It's been a very long time since I have updated this site, let alone worked on a bowl. Thank you to people who have checked on the site, and have contacted me--I am so sorry for the horribly long delay, but this has been on the back burner for awhile. I'm hoping to change that once the holidays are over, so bear with me! Thanks. If you're working on a bowl, feel free to email me and I can hopefully put up your progress on this blog!This weekend is a very special occasion: the ordination of one of my dearest friends and mentors, D. He and his wife commissioned me to make the most recent bowls for their trip, and they have been so supportive and wonderful ever since I was in high school. After a very long process, the classes, paperwork, interviews and everything else Lutherans can throw at one, he will be able to wear the snazzy tab collar and officiate stuff and all the benefits and challenges of being a full-fledged pastor.
With those challenges in mind, I made this bowl. If you remember, I tried my hand at bead weaving this summer, on a cheapo kiddie loom that worked pretty well. It stayed half-finished for months, and then I thought about it again. I was all ready to make a verse bowl, but somehow it seemed too small, couldn't encompass what I was thinking and feeling. So I finished the woven panel, then passed more warp wires through the panel sideways to attach it to the loom again. I wove more beads up to the center panel, then added my favorite stones, lapis lazuli. These are used to make ultramarine blue pigments, ground into a powder. They are very expensive in their purest form, mostly originating in Afghanistan.
After the cross was finished, I made two rings to hold the bowl together. Each of the warp wires snugly fits between the gold beads on the ring, then onto the bottom ring. The tension of the wires hold the shape of the bowl. It was challenging, but I'm pretty happy it turned out.
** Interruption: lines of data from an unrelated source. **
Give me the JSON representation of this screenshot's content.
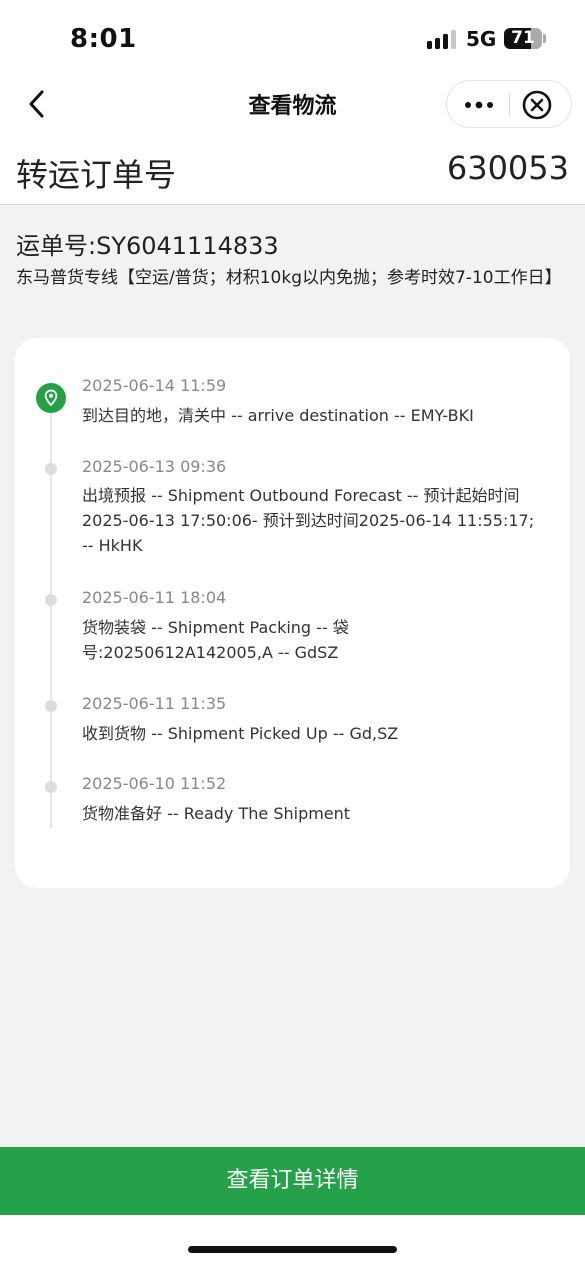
{
  "status_bar": {
    "time": "8:01",
    "network": "5G",
    "battery": "71",
    "battery_level": 0.71,
    "signal_bars_active": 3,
    "signal_bars_total": 4
  },
  "nav": {
    "title": "查看物流",
    "back_icon": "chevron-left-icon",
    "more_icon": "more-dots-icon",
    "close_icon": "close-circle-icon"
  },
  "order": {
    "label": "转运订单号",
    "number": "630053"
  },
  "waybill": {
    "text": "运单号:SY6041114833",
    "service": "东马普货专线【空运/普货；材积10kg以内免抛；参考时效7-10工作日】"
  },
  "timeline": [
    {
      "time": "2025-06-14 11:59",
      "text": "到达目的地，清关中 -- arrive destination -- EMY-BKI",
      "current": true
    },
    {
      "time": "2025-06-13 09:36",
      "text": "出境预报 -- Shipment Outbound Forecast -- 预计起始时间2025-06-13 17:50:06- 预计到达时间2025-06-14 11:55:17; -- HkHK",
      "current": false
    },
    {
      "time": "2025-06-11 18:04",
      "text": "货物装袋 -- Shipment Packing -- 袋号:20250612A142005,A -- GdSZ",
      "current": false
    },
    {
      "time": "2025-06-11 11:35",
      "text": "收到货物 -- Shipment Picked Up -- Gd,SZ",
      "current": false
    },
    {
      "time": "2025-06-10 11:52",
      "text": "货物准备好 -- Ready The Shipment",
      "current": false
    }
  ],
  "colors": {
    "accent": "#25a14a",
    "background": "#f1f2f4",
    "card": "#ffffff"
  },
  "footer": {
    "button_label": "查看订单详情"
  }
}
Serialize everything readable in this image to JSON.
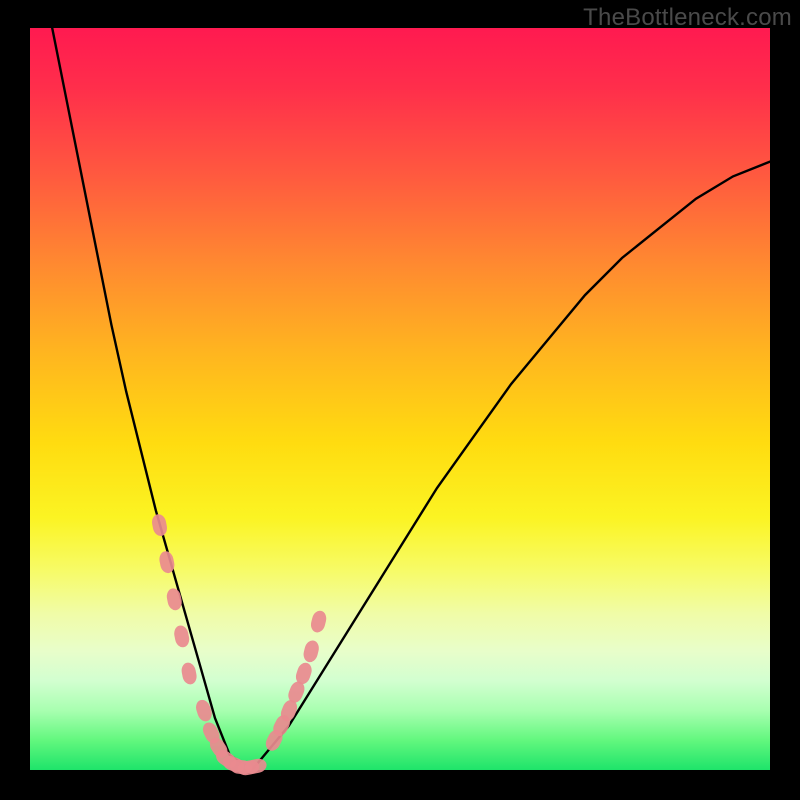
{
  "watermark": "TheBottleneck.com",
  "chart_data": {
    "type": "line",
    "title": "",
    "xlabel": "",
    "ylabel": "",
    "xlim": [
      0,
      100
    ],
    "ylim": [
      0,
      100
    ],
    "grid": false,
    "legend": false,
    "series": [
      {
        "name": "bottleneck-curve",
        "x": [
          3,
          5,
          7,
          9,
          11,
          13,
          15,
          17,
          19,
          21,
          23,
          25,
          27,
          30,
          35,
          40,
          45,
          50,
          55,
          60,
          65,
          70,
          75,
          80,
          85,
          90,
          95,
          100
        ],
        "y": [
          100,
          90,
          80,
          70,
          60,
          51,
          43,
          35,
          28,
          21,
          14,
          7,
          2,
          0,
          6,
          14,
          22,
          30,
          38,
          45,
          52,
          58,
          64,
          69,
          73,
          77,
          80,
          82
        ]
      }
    ],
    "markers": {
      "name": "highlight-points",
      "color": "#e98a8f",
      "segments": [
        {
          "x": [
            17.5,
            18.5,
            19.5,
            20.5,
            21.5
          ],
          "y": [
            33,
            28,
            23,
            18,
            13
          ]
        },
        {
          "x": [
            23.5,
            24.5,
            25.5,
            26.5,
            27.5,
            28.5,
            29.5,
            30.5
          ],
          "y": [
            8,
            5,
            3,
            1.5,
            0.8,
            0.4,
            0.3,
            0.5
          ]
        },
        {
          "x": [
            33.0,
            34.0,
            35.0,
            36.0,
            37.0,
            38.0,
            39.0
          ],
          "y": [
            4,
            6,
            8,
            10.5,
            13,
            16,
            20
          ]
        }
      ]
    },
    "gradient_stops": [
      {
        "pos": 0.0,
        "color": "#ff1a50"
      },
      {
        "pos": 0.5,
        "color": "#ffd400"
      },
      {
        "pos": 0.8,
        "color": "#f0fca8"
      },
      {
        "pos": 1.0,
        "color": "#1ee46a"
      }
    ]
  }
}
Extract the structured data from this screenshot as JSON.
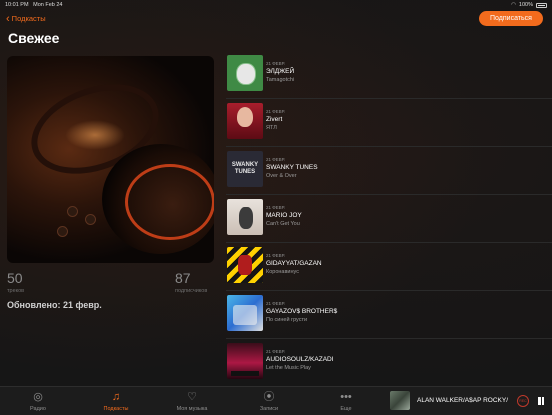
{
  "status": {
    "time": "10:01 PM",
    "date": "Mon Feb 24",
    "battery": "100%"
  },
  "nav": {
    "back_label": "Подкасты",
    "subscribe_label": "Подписаться"
  },
  "page": {
    "title": "Свежее"
  },
  "stats": {
    "tracks_count": "50",
    "tracks_label": "треков",
    "subscribers_count": "87",
    "subscribers_label": "подписчиков",
    "updated": "Обновлено: 21 февр."
  },
  "episodes": [
    {
      "date": "21 ФЕВР.",
      "artist": "ЭЛДЖЕЙ",
      "track": "Tamagotchi"
    },
    {
      "date": "21 ФЕВР.",
      "artist": "Zivert",
      "track": "ЯТЛ"
    },
    {
      "date": "21 ФЕВР.",
      "artist": "SWANKY TUNES",
      "track": "Over & Over",
      "cover_text": "SWANKY TUNES"
    },
    {
      "date": "21 ФЕВР.",
      "artist": "MARIO JOY",
      "track": "Can't Get You"
    },
    {
      "date": "21 ФЕВР.",
      "artist": "GIDAYYAT/GAZAN",
      "track": "Коронавинус"
    },
    {
      "date": "21 ФЕВР.",
      "artist": "GAYAZOV$ BROTHER$",
      "track": "По синей грусти"
    },
    {
      "date": "21 ФЕВР.",
      "artist": "AUDIOSOULZ/KAZADI",
      "track": "Let the Music Play"
    }
  ],
  "tabs": [
    {
      "label": "Радио",
      "icon": "radio-icon"
    },
    {
      "label": "Подкасты",
      "icon": "podcast-icon",
      "active": true
    },
    {
      "label": "Моя музыка",
      "icon": "heart-icon"
    },
    {
      "label": "Записи",
      "icon": "record-icon"
    },
    {
      "label": "Еще",
      "icon": "more-icon"
    }
  ],
  "now_playing": {
    "title": "ALAN WALKER/A$AP ROCKY/",
    "rec_label": "REC"
  },
  "colors": {
    "accent": "#f26b1d",
    "background": "#161616"
  }
}
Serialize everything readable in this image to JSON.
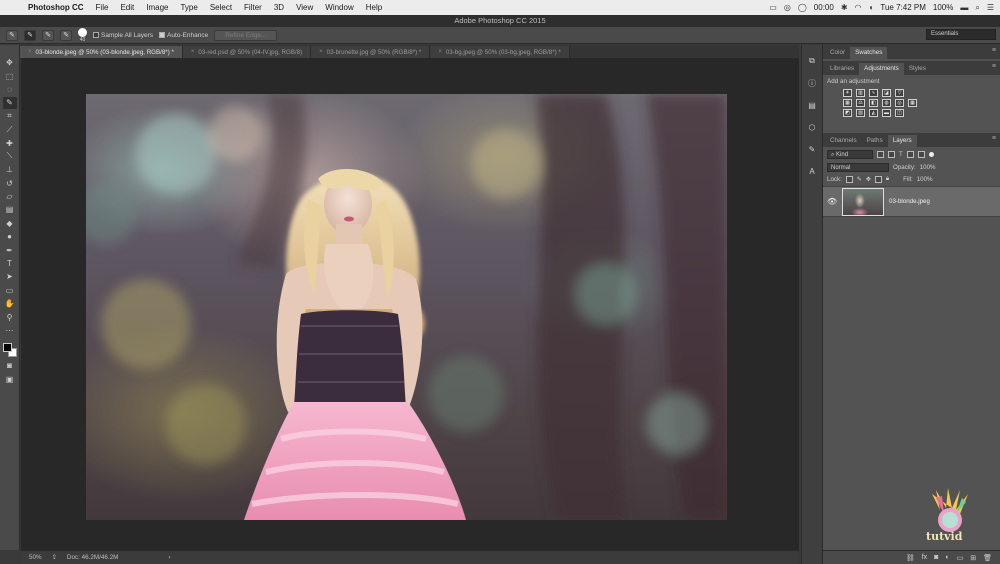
{
  "menubar": {
    "apple": "",
    "app_name": "Photoshop CC",
    "items": [
      "File",
      "Edit",
      "Image",
      "Type",
      "Select",
      "Filter",
      "3D",
      "View",
      "Window",
      "Help"
    ],
    "timer": "00:00",
    "clock": "Tue 7:42 PM",
    "battery": "100%"
  },
  "window": {
    "title": "Adobe Photoshop CC 2015"
  },
  "options": {
    "brush_size": "40",
    "sample_all_layers": "Sample All Layers",
    "auto_enhance": "Auto-Enhance",
    "refine_edge": "Refine Edge...",
    "workspace": "Essentials"
  },
  "tabs": [
    {
      "label": "03-blonde.jpeg @ 50% (03-blonde.jpeg, RGB/8*) *",
      "active": true
    },
    {
      "label": "03-red.psd @ 50% (04-IV.jpg, RGB/8)",
      "active": false
    },
    {
      "label": "03-brunette.jpg @ 50% (RGB/8*) *",
      "active": false
    },
    {
      "label": "03-bg.jpeg @ 50% (03-bg.jpeg, RGB/8*) *",
      "active": false
    }
  ],
  "status": {
    "zoom": "50%",
    "doc": "Doc: 46.2M/46.2M"
  },
  "panels": {
    "top_tabs": [
      "Color",
      "Swatches"
    ],
    "mid_tabs": [
      "Libraries",
      "Adjustments",
      "Styles"
    ],
    "adjustments_title": "Add an adjustment",
    "layer_tabs": [
      "Channels",
      "Paths",
      "Layers"
    ],
    "kind_label": "Kind",
    "blend_mode": "Normal",
    "opacity_label": "Opacity:",
    "opacity_value": "100%",
    "lock_label": "Lock:",
    "fill_label": "Fill:",
    "fill_value": "100%",
    "layer_name": "03-blonde.jpeg"
  },
  "watermark": {
    "text": "tutvid"
  }
}
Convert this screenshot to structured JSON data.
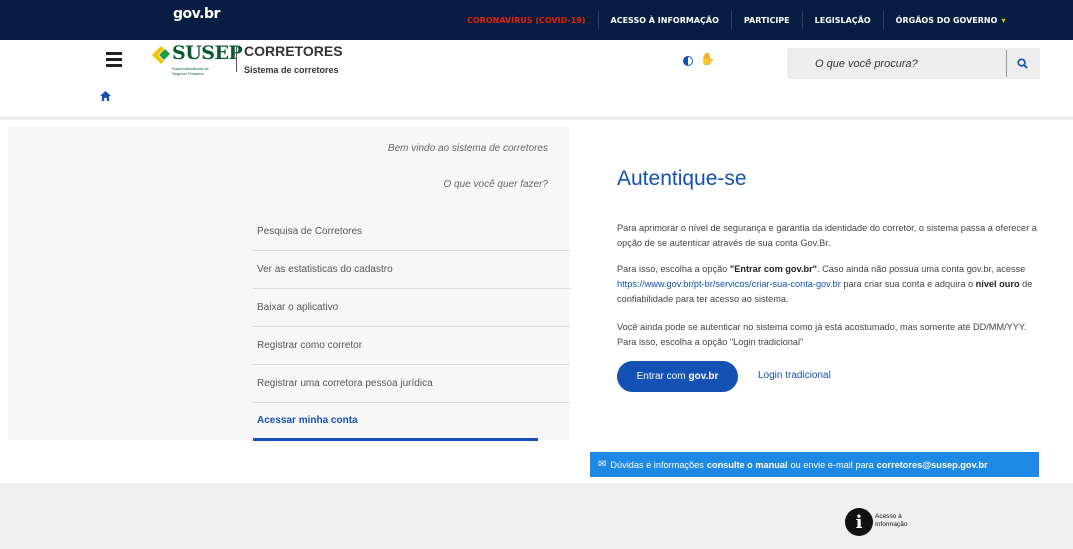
{
  "govbar": {
    "logo": "gov.br",
    "links": [
      {
        "label": "CORONAVÍRUS (COVID-19)"
      },
      {
        "label": "ACESSO À INFORMAÇÃO"
      },
      {
        "label": "PARTICIPE"
      },
      {
        "label": "LEGISLAÇÃO"
      },
      {
        "label": "ÓRGÃOS DO GOVERNO"
      }
    ],
    "chevron": "▾"
  },
  "header": {
    "logo_text": "SUSEP",
    "logo_sub": "Superintendência de Seguros Privados",
    "system_title": "CORRETORES",
    "system_subtitle": "Sistema de corretores",
    "search_placeholder": "O que você procura?",
    "search_icon": "search-icon",
    "accent": "#1351b4"
  },
  "breadcrumb": {
    "home_icon": "home-icon"
  },
  "left": {
    "welcome": "Bem vindo ao sistema de corretores",
    "question": "O que você quer fazer?",
    "menu": [
      {
        "label": "Pesquisa de Corretores"
      },
      {
        "label": "Ver as estatisticas do cadastro"
      },
      {
        "label": "Baixar o aplicativo"
      },
      {
        "label": "Registrar como corretor"
      },
      {
        "label": "Registrar uma corretora pessoa jurídica"
      },
      {
        "label": "Acessar minha conta"
      }
    ]
  },
  "auth": {
    "title": "Autentique-se",
    "p1": "Para aprimorar o nível de segurança e garantia da identidade do corretor, o sistema passa a oferecer a opção de se autenticar através de sua conta Gov.Br.",
    "p2_a": "Para isso, escolha a opção ",
    "p2_b": "\"Entrar com gov.br\"",
    "p2_c": ". Caso ainda não possua uma conta gov.br, acesse ",
    "p2_link": "https://www.gov.br/pt-br/servicos/criar-sua-conta-gov.br",
    "p2_d": " para criar sua conta e adquira o ",
    "p2_e": "nível ouro",
    "p2_f": " de confiabilidade para ter acesso ao sistema.",
    "p3": "Você ainda pode se autenticar no sistema como já está acostumado, mas somente até DD/MM/YYY. Para isso, escolha a opção \"Login tradicional\"",
    "btn_gov_a": "Entrar com",
    "btn_gov_b": "gov.br",
    "btn_trad": "Login tradicional"
  },
  "help": {
    "a": "Dúvidas e informações",
    "b": "consulte o manual",
    "c": "ou envie e-mail para",
    "d": "corretores@susep.gov.br"
  },
  "footer": {
    "ai_letter": "i",
    "ai_text": "Acesso à Informação"
  }
}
The symbolism is pretty clear, I think: the cross is the dominant shape, which should be the major focus of any pastor, and every Christian. The people of the Church are represented by the beads, each beautiful by itself but even more stunning when unified and woven together. The gold wire is very thin, but holds everything in place, like the Holy Spirit--we can't see Him, but without Him we would fly apart. It's hard enough staying together with the Holy Spirit. So. I bundled it all up in an old, heavily taped cigar box and sent it off to Michigan, where D moved so many years ago. I wish I could have given it to him in person, but it's just not a good time to travel with so much going on over here.